La première description histologique d’un polype juvénile a été publiée en 1939 par Diamond et al. [12], puis plus en détails par Helwig en 1946 [20]. Le nom de polype juvénile a ensuite été donné par Horrilleno et al. en 1957 [19]. La caractéristique histologique d’un polype juvénile en tant qu’hamartome a été suggérée en 1962 par Morson afin de distinguer ces polypes des polypes adénomateux [31].
La présence de polypes juvéniles isolés, sporadiques, est retrouvée chez 2 % de la population pédiatrique (la plus fréquente des formes de polypes dans cette population), sans augmentation du risque de survenue de cancer [17], [33]. Contrairement aux polypes juvéniles sporadiques, les polypes retrouvés dans le syndrome de polypose juvénile sont plus nombreux et peuvent affecter le tractus gastro-intestinal proximal [3].
La polypose juvénile est caractérisée par le développement de multiples polypes juvéniles dans le tractus gastro-intestinal, notamment au niveau du côlon (en particulier côlon droit [40]), mais également au niveau du rectum, de l’estomac et de l’intestin grêle [11], [27]. Le nombre total de polypes varie énormément : de quelques-uns à plusieurs centaines [11]. Les polypes peuvent se développer à tout âge mais dans la majorité des cas, ils apparaissent avant l’âge de 30 ans [6], voire 20 ans selon les auteurs [46].
L’incidence annuelle de la maladie est comprise entre 1/100 000 et 1/160 000 [38].
Il n’existe pas de caractéristiques phénotypiques évidentes de la polypose juvénile qui en faciliteraient le diagnostic [27]. Les symptômes de la maladie peuvent être des troubles digestifs (obstruction, diarrhée…), des douleurs abdominales, un saignement, une anémie, une entéropathie exsudative, une élimination spontanée des polypes [3], [9], [36], [43]. Cependant, la présence de ce syndrome peut être cliniquement silencieuse [39]. Notre connaissance des formes cliniques se complète peu à peu des diagnostics fondés sur les analyses génétiques ; outre les formes cliniques classiques, elles permettent chez l’adulte le rattachement à ce syndrome de manifestations phénotypiques moins évocatrices (parfois graves) ou le suivi prospectif de jeunes personnes asymptomatiques ayant hérité de telles mutations constitutionnelles. Ces observations modifient sensiblement nos connaissances des signes cliniques, des risques évolutifs, et par conséquent des recommandations de prise en charge médicale de tels patients.

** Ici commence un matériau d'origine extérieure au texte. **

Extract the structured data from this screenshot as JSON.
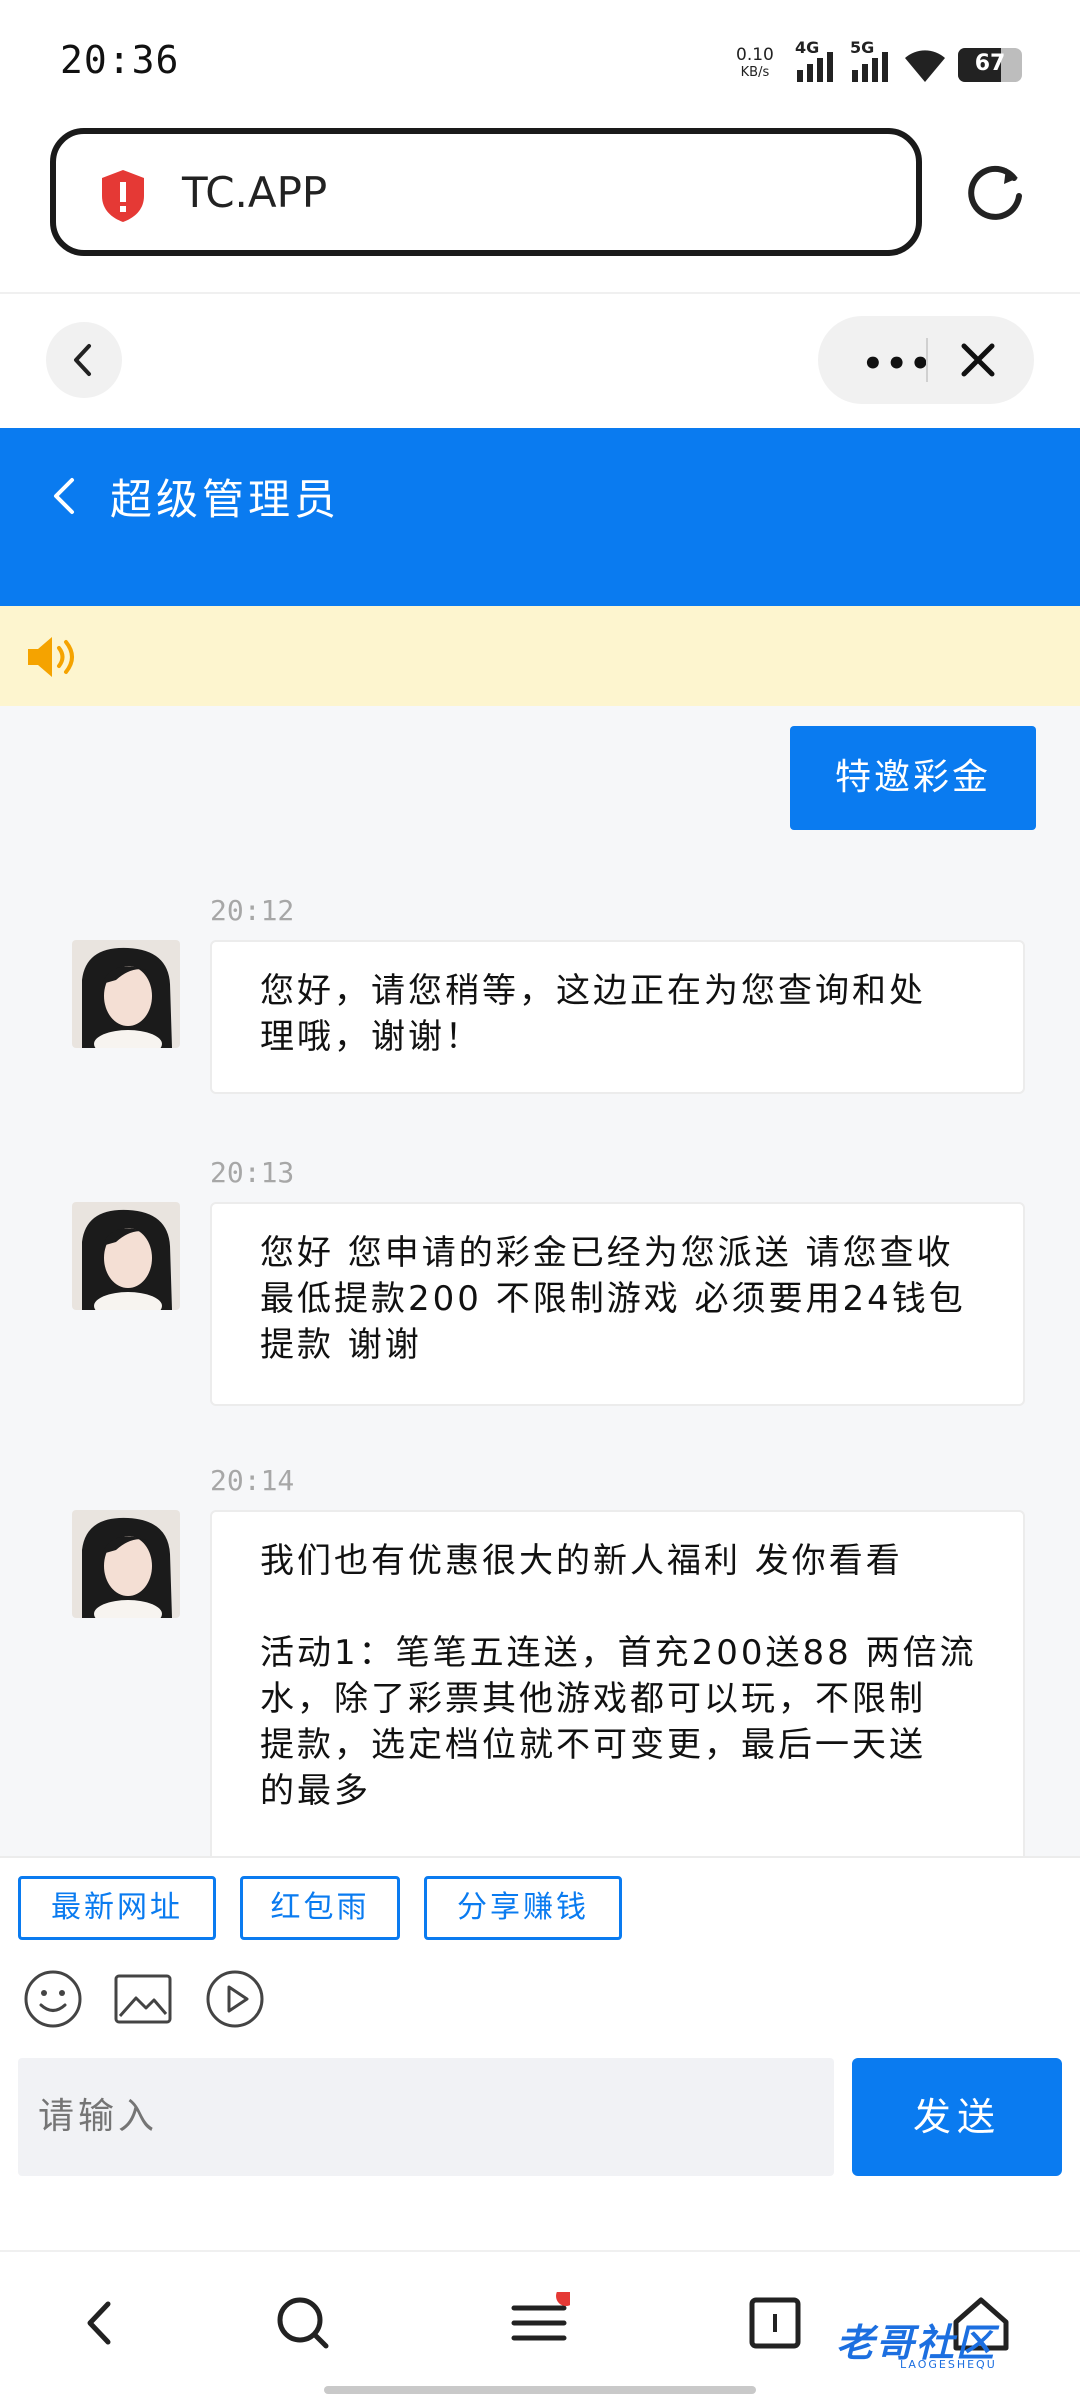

La polypose juvénile a été considérée comme une maladie bénigne jusqu’à la première description de malignité en 1984 [26]. Le risque de développer une tumeur maligne colique ainsi que gastrique, de l’intestin grêle, duodénale [45] et pancréatique est augmenté et croît avec l’âge. L’estimation du risque varie selon les études. Il a été évalué que le risque de cancer colorectal au cours de la vie était de 39 à 68 %, risque significativement diminué avec une surveillance endoscopique accrue [4], [24], [30]. En ce qui concerne le risque de cancer gastrique pour les patients présentant des polypes gastriques, l’incidence est de 21 % [17]. Une seule étude apporte des données d’incidence du cancer colique à des âges précis : risque de 17 à 22 % à l’âge de 35 ans et de 68 % à 60 ans [17].
Concernant l’anatomopathologie, les polypes juvéniles sont souvent reportés à tort comme inflammatoires ou hyperplasiques, retardant parfois le diagnostic de polypose juvénile. De sorte que, en cas de suspicion de polypose juvénile, une relecture de lames par d’autres pathologistes a fait la preuve de son utilité [1]. Les polypes juvéniles sont des hamartomes, leurs caractéristiques microscopiques sont la présence de glandes hyperplasiques, souvent dilatées et riches en mucus, un œdème et une inflammation du chorion et des érosions superficielles. Des foyers de dysplasie sont observés dans 50 % des polypes. Les cancers se développent à partir de ces composants adénomateux dysplasiques [10], [24], [40].
Critères diagnostiques
Sachatello et al. [37] définissent en 1974 :
– au moins dix polypes juvéniles dans le côlon ou le rectum ;
– et/ou polypes juvéniles répartis le long du tractus digestif ;
– et/ou polypes juvéniles au niveau du tractus digestif, quel que soit le nombre, avec antécédents familiaux.
Jass et al. [28], en 1988, réduisent le nombre de dix à cinq polypes juvéniles pour retenir le diagnostic. Giardiello et al. [17], en 1991, réduisent encore le nombre à trois polypes juvéniles.
À ce jour, ce sont le plus souvent les critères de Jass qui sont retenus pour établir le diagnostic clinique.
Aspects génétiques
Le syndrome de polypose juvénile présente une hétérogénéité génétique et une variabilité phénotypique inter- et intrafamiliale. Le mode de transmission est autosomique dominant.
Sur le plan génétique, deux gènes ont été identifiés à ce jour : SMAD4 et BMPR1A qui jouent un rôle dans la même voie de signalisation cellulaire, la voie du TGF-β. Cette voie est hautement impliquée dans la régulation du cycle cellulaire, particulièrement au niveau des cellules coliques [46].
Le gène SMAD4, situé en 18q21.1, a été identifié comme gène de prédisposition à la polypose juvénile en 1998 [23]. Il s’agit d’un gène suppresseur de tumeur, facteur de transcription codant des médiateurs cytoplasmiques.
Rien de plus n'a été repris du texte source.